Spezialfahrzeuge für den Transport von militärischem Gerät gibt es bei der Bahn nicht mehr. Selbst wenn man der Ukraine zu Hilfe kommen wollte – was bekanntlich niemand möchte – würde es an der Möglichkeit fehlen, Panzer und Artillerie dorthin zu transportieren, wo es die Russen beeindrucken könnte. Das ist aber deshalb nicht so schlimm, weil es in der ganzen Bundeswehr trotz der jährlichen Ausgaben von 47 Mrd. Euro nur noch wenige unmittelbar einsatzfähige Kampfflugzeuge, Panzer und Schiffe gibt.

Die Flugabwehr des Heeres ist ganz abgeschafft. Feindlichen Drohnenangriffen aus der Luft wäre man hilflos ausgeliefert. Die Anschaffung von Kampfdrohnen für die Bundeswehr hat die SPD untersagt. Aber die Anordnung der ehemaligen Verteidigungsministerin Ursula von der Leyen, dass die europäische Arbeitszeitrichtlinie auch bei der Truppe anzuwenden ist, gilt nach wie vor. Eine Folge: Kein Schiffskommandant kann mehr mit seiner Mannschaft auf See üben, wenn diese an Bord übernachten müsste.

Im Fernstraßennetz, einst für seine Leistungsfähigkeit und Modernität berühmt, bröckeln mehr und mehr Brücken. Technisch bedingte Stilllegungen an Verkehrsknotenpunkten greifen um sich. Die Stauzeiten wachsen.
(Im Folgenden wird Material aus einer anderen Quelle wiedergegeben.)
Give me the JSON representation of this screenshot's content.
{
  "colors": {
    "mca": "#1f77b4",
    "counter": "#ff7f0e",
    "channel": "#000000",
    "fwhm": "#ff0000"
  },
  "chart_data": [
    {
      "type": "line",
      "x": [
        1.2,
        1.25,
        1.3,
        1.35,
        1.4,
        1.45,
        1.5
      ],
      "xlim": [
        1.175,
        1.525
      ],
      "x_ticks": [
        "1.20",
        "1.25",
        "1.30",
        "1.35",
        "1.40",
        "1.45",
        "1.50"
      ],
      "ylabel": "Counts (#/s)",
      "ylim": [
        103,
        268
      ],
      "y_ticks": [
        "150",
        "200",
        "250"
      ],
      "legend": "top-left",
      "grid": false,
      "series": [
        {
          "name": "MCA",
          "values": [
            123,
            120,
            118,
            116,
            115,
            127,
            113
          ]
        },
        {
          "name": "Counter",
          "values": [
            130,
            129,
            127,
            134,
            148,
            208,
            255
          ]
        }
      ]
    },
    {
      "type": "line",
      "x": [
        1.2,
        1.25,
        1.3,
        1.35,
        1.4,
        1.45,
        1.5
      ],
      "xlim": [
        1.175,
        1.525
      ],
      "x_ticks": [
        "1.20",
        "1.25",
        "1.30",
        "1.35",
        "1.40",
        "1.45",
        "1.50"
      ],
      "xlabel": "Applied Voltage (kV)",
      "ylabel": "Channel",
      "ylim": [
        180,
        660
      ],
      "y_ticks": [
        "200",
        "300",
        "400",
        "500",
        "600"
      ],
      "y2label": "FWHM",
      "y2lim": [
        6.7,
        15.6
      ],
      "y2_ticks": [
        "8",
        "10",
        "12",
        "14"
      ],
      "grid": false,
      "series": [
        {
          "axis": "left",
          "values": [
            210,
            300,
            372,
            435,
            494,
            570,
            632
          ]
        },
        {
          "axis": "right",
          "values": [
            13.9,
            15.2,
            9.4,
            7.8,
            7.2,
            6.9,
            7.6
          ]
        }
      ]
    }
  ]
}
Bei der digitalen Infrastruktur sieht es nicht besser aus: Zu Zeiten der staatlichen Deutschen Bundespost hatte Deutschland das modernste Telekommunikationsnetz der Welt. Heute ist es unter den entwickelten Ländern Schlusslicht beim schnellen Internet.

Deshalb brauchen wir das russische Erdgas

Zum Schlusslicht wird Deutschland auch bei der Energie- und Klimawende: Einst war es weltweit führend in der Kernenergie. Die entsprechende Industrie existiert nicht mehr, die letzten Kernkraftwerke werden gerade abgeschaltet, und der Zubau von Wind- und Solarenergie ist im Dickicht von Bau- und Umweltschutzvorschriften weitgehend zum Stillstand gekommen.

Deshalb brauchen wir nötiger als je zuvor das russische Erdgas. Und der schweigsame, weitgehend unsichtbare Bundeskanzler Scholz schweigt besonders konsequent, wenn sein Vorvorgänger und Parteifreund Gerhard Schröder einem mit seiner Militärmacht drohenden Putin Honig um das Maul schmiert, denn dieser, das sagte Schröder schon früher, ist ja ein „lupenreiner Demokrat“.

Vielleicht arbeitet Scholz ja an einem Masterplan, wie er die Deutsche Bahn, das Autobahnnetz, die Bundeswehr und das Internet wieder so leistungsfähig machen will, wie es dem deutschen Selbstverständnis entspricht. Wir wissen es nicht, er schweigt ja. Immerhin hat seine Verteidigungsministerin Christine Lambrecht in der Sicherheitspolitik einen Akzent gesetzt, indem sie den bedrängten Ukrainern 5.000 Stahlhelme versprach.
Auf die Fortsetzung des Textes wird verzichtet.